A Mean Idea to Call My Own
I slept in and skipped out on my morning writing again. With Stef gone this evening, though, I was able to get the paper started. The real trouble has been fighting off this depression, which grows and grows each day. It’s become paralyzing. I can’t concentrate during the day. I can’t concentrate at night. I find myself bursting into tears in the bathroom at work and I’m never really sure why. The thing that frightens me the most is that it’s not going to get any easier. How much longer am I going to last?
At this point, I sound like the boy who cried wolf. The truth is, I’m the boy crying for help. And I keep crying for it because I don’t know how to help myself. There isn’t a single thing in my busy life that I can give up right now, so the stress continues to rise. I can’t seem to shake the fear of going into work each day, the fear of being yelled at for being incompetent. I need a vacation, but I’m not going to get one anytime soon.

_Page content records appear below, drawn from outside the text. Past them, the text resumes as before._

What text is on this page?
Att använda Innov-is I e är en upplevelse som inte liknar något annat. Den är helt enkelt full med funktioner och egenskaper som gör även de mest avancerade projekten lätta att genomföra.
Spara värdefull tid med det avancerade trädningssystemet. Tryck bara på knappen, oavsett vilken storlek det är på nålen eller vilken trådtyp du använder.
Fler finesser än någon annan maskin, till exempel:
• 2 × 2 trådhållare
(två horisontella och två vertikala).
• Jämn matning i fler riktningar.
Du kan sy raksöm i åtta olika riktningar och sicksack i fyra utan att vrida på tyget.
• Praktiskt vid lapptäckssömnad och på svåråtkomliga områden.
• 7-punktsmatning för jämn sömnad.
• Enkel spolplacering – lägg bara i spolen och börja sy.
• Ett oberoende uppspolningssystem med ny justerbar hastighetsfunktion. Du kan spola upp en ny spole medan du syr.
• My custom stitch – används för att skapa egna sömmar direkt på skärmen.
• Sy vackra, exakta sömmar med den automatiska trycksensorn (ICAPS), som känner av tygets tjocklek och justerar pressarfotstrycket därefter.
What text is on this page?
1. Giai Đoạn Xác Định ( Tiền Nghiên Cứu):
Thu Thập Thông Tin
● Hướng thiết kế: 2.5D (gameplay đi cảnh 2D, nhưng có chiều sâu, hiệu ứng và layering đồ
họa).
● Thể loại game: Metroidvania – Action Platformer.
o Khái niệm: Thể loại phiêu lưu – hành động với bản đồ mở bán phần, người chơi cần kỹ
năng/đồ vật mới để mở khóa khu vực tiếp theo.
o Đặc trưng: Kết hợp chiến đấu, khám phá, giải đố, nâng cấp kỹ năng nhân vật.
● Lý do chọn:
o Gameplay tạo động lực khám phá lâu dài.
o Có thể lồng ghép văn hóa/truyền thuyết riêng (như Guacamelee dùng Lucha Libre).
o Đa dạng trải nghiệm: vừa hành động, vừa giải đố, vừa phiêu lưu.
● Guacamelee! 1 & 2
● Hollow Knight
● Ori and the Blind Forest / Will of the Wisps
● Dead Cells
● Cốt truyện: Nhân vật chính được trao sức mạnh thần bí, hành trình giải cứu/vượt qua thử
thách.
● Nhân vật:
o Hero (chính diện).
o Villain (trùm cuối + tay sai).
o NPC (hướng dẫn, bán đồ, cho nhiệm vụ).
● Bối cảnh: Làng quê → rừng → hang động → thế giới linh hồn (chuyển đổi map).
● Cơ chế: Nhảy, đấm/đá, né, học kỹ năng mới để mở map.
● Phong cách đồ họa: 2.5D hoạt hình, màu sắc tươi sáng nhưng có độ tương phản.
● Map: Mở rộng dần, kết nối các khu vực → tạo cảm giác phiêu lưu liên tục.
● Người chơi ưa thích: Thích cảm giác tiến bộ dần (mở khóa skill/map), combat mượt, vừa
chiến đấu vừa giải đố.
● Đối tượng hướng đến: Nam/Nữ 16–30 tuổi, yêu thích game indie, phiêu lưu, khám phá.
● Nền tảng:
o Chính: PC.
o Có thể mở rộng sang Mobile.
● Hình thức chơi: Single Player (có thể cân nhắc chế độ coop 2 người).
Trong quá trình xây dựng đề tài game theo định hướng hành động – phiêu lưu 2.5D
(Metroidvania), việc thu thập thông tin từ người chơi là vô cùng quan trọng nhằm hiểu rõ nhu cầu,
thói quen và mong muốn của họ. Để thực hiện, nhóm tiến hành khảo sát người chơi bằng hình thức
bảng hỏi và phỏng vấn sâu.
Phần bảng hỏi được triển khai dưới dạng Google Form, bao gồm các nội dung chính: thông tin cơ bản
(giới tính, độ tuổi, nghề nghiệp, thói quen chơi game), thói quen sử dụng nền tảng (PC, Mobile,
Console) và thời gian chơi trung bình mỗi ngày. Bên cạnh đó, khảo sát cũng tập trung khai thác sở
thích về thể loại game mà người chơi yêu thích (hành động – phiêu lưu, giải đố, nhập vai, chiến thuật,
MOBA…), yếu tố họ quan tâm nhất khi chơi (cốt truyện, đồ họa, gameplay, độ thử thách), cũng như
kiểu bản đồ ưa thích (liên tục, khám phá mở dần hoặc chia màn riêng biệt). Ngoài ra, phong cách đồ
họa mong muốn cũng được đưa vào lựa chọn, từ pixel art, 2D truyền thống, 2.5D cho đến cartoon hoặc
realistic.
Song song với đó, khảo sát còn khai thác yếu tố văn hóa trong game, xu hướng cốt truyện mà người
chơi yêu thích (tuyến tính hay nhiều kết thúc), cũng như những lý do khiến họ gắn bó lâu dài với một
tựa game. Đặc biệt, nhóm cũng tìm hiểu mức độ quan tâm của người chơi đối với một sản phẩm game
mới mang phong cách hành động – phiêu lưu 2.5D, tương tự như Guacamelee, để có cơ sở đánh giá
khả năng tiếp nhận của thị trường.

Oh, shut up Chris! Shut the fuck up you whiny little bitch. Nobody cares.
I also can’t stop the voice in my head, the voice that hates me with every ounce of my being. I’m a mess. I’m a Goddamn mess.
On the plus side, my paper is coming out well. When I can actually fight off everything and get my fingers on this keyboard, that’s when things are all right. I wish I was stronger. I wish and I wish.